Acher-Rench-Zeitung, 08.11.2024

 

Rheinau-Gottesdienst mit wehmütiger Note

Pfarrer Grab verabschiedet Amtskollege Rüdiger Kopp

Von Ellen Matzat-Sauter

Rheinau-Rheinbischofsheim. Am Sonntag wurde der Rheinau-Gottesdienst als ökumenischer Gottesdienst zum Reformationsfest in der evangelischen Kirche in Rheinbischofsheim gefeiert. Dabei wurde der katholische Pfarrer Rüdiger Kopp verabschiedet, der nach 15 Jahren in neue Gemeinden wechselt (wir berichteten). „Jahrhundertelang wurde dieser Tag als Geburtstag der evangelischen Kirche gefeiert. Heute feiern wir anders“, begrüßte der evangelische Pfarrer Martin Grab die Gläubigen. Es werde nicht die Spaltung der Christenheit gefeiert, sondern ökumenisch mit Christen aus ganz Rheinau.
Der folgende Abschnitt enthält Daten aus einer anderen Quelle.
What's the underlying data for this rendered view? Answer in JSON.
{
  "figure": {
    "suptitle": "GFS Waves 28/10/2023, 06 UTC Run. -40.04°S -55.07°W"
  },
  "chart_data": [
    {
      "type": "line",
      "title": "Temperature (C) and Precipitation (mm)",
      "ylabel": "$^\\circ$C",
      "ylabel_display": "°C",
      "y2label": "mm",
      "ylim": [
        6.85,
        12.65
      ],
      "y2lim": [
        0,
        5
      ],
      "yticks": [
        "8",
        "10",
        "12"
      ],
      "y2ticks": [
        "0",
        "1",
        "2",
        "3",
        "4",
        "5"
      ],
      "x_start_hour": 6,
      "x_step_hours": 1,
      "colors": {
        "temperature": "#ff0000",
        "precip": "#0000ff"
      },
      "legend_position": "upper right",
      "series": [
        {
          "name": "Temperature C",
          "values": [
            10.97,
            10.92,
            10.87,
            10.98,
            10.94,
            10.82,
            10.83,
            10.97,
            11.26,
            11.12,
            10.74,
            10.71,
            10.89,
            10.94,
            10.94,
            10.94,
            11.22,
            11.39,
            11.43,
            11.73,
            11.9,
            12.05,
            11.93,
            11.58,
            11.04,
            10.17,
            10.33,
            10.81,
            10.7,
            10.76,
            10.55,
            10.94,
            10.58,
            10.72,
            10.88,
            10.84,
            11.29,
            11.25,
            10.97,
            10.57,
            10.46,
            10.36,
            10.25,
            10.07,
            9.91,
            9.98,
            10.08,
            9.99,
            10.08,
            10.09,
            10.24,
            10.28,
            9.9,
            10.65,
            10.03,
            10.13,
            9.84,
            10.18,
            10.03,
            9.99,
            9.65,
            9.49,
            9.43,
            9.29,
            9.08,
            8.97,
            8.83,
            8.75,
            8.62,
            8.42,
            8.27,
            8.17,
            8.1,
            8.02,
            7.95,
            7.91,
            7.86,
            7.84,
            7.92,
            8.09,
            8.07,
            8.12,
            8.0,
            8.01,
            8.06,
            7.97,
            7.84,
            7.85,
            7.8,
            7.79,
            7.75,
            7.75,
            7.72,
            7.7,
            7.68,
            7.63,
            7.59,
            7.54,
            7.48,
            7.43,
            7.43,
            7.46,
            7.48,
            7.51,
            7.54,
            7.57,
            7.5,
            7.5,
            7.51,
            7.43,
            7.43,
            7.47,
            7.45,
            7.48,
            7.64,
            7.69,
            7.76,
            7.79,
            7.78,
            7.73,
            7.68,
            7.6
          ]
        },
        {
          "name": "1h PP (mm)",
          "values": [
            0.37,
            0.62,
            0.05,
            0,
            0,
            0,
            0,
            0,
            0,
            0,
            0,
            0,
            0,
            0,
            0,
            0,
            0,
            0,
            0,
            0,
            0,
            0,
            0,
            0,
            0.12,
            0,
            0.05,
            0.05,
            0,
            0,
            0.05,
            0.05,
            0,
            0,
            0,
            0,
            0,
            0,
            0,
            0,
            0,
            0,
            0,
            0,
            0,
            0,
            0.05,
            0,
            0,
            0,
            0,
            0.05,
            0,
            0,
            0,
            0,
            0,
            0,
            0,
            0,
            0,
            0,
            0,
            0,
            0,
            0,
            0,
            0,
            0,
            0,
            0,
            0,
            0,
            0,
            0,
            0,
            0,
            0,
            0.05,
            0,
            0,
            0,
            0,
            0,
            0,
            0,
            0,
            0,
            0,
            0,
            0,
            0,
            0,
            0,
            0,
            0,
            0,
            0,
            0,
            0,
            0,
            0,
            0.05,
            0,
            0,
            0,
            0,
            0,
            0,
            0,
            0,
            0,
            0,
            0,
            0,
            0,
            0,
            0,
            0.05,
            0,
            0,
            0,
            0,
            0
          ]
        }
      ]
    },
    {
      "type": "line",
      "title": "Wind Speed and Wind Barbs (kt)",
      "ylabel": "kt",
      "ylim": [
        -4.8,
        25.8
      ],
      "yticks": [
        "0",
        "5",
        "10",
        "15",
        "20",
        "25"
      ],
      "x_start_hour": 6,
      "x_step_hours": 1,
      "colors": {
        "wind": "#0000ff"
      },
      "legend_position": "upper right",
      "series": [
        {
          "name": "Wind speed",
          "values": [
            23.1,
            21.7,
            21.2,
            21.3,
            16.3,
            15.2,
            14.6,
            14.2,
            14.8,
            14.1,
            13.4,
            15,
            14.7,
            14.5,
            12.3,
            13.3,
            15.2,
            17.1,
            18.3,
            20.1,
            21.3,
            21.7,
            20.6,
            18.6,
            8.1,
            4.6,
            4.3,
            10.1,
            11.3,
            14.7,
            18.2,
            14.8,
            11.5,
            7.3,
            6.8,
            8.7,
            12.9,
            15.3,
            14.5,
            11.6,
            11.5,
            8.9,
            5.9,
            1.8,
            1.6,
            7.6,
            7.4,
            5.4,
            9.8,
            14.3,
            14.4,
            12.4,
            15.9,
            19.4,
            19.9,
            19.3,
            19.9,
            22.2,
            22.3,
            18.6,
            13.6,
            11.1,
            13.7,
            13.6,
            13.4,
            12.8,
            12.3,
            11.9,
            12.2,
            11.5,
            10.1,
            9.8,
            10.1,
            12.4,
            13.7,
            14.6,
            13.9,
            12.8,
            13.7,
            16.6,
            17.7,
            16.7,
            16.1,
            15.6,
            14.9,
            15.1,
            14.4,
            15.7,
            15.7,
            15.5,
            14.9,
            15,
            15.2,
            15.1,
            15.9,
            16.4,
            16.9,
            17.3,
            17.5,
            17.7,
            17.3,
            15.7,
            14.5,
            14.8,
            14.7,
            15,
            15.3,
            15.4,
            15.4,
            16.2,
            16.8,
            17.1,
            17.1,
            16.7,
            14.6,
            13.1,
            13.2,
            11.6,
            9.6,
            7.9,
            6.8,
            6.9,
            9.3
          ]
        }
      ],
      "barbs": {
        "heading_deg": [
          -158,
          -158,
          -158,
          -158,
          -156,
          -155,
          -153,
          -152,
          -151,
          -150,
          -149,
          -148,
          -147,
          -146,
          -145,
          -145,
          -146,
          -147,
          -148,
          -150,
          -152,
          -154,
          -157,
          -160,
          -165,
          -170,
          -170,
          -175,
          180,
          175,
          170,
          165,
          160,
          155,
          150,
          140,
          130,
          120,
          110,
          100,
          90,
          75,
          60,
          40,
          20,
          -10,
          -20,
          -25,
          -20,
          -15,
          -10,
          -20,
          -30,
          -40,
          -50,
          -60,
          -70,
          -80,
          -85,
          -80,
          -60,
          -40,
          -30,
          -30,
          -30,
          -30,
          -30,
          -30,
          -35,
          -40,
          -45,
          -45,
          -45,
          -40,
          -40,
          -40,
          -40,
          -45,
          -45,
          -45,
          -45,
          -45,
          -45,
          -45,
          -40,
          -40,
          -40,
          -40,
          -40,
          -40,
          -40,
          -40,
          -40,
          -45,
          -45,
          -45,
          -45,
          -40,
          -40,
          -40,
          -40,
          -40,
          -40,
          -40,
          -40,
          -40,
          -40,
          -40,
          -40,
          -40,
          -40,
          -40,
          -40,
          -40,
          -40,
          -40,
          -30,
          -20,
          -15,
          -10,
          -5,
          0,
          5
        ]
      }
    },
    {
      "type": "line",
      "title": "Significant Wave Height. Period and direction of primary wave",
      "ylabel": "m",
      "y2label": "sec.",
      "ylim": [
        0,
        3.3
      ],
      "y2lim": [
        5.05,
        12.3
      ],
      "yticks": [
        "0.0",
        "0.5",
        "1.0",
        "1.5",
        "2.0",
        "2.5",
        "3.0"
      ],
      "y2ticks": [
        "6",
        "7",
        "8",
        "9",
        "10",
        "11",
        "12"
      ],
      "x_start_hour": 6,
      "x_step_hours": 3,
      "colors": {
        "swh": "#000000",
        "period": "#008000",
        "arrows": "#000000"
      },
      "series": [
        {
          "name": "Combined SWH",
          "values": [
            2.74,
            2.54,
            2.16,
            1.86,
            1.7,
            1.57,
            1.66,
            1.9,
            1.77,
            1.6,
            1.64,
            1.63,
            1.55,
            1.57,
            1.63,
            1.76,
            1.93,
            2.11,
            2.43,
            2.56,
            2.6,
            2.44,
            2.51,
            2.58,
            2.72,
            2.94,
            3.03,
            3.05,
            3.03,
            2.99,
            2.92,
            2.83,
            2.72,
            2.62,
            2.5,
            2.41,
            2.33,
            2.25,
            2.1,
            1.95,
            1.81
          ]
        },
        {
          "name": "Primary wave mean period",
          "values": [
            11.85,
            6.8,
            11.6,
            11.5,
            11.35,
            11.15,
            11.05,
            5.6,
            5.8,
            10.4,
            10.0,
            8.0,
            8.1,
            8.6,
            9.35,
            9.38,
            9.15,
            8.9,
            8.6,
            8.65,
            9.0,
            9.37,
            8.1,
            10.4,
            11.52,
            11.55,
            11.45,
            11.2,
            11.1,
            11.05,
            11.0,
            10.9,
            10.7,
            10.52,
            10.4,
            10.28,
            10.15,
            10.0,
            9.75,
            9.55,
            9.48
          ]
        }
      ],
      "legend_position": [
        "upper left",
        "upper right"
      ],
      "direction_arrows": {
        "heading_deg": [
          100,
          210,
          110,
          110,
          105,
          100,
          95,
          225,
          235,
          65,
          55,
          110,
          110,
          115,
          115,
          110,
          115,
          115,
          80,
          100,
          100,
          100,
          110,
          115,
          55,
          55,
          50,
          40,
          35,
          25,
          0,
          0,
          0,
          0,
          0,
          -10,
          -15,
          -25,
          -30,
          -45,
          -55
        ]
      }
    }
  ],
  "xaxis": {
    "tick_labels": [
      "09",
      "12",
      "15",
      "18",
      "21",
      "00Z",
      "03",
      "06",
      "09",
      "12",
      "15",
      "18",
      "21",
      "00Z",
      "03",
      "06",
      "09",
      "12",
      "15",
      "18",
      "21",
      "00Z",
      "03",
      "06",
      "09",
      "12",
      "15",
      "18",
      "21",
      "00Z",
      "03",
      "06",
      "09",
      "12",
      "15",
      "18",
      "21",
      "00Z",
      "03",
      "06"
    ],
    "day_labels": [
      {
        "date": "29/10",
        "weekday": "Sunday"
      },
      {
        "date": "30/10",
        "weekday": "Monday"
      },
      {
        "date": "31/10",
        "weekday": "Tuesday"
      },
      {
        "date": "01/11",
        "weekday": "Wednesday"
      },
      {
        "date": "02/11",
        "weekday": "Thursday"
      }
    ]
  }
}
Eine große Rolle spielte das in der Kirche ausgelegte Bergsteigerseil. Passend dazu verlas Prädikant Manfred Risch die Bergsteigergeschichte „Ich bin frei“. Die Lesung aus dem Markus-Evangelium übernahm Pastoralreferent Martin Wetzel. „Ein Bergsteigerseil mitten in der Kirche, eine Geschichte über das Klettern, das Evangelium von der Aufklärung auf einem Berg – es ist ganz offensichtlich, dass es heute auch um das Bergsteigen geht“, führte Grab in die Predigt ein.

Aber nicht nur, weil beide Pfarrer gerne in den Bergen unterwegs seien, sondern weil die Bibel voll mit Berg-Geschichten sei und wenn in einer biblischen Geschichte ein Berg auftauche, sei Gott nicht weit. Berge seien Orte der Gotteserfahrung. „Wer oben auf einem Gipfel ankommt, dem weitet sich der Horizont und das Zurückgelassene werde relativ und klein“, fügte Kopp hinzu.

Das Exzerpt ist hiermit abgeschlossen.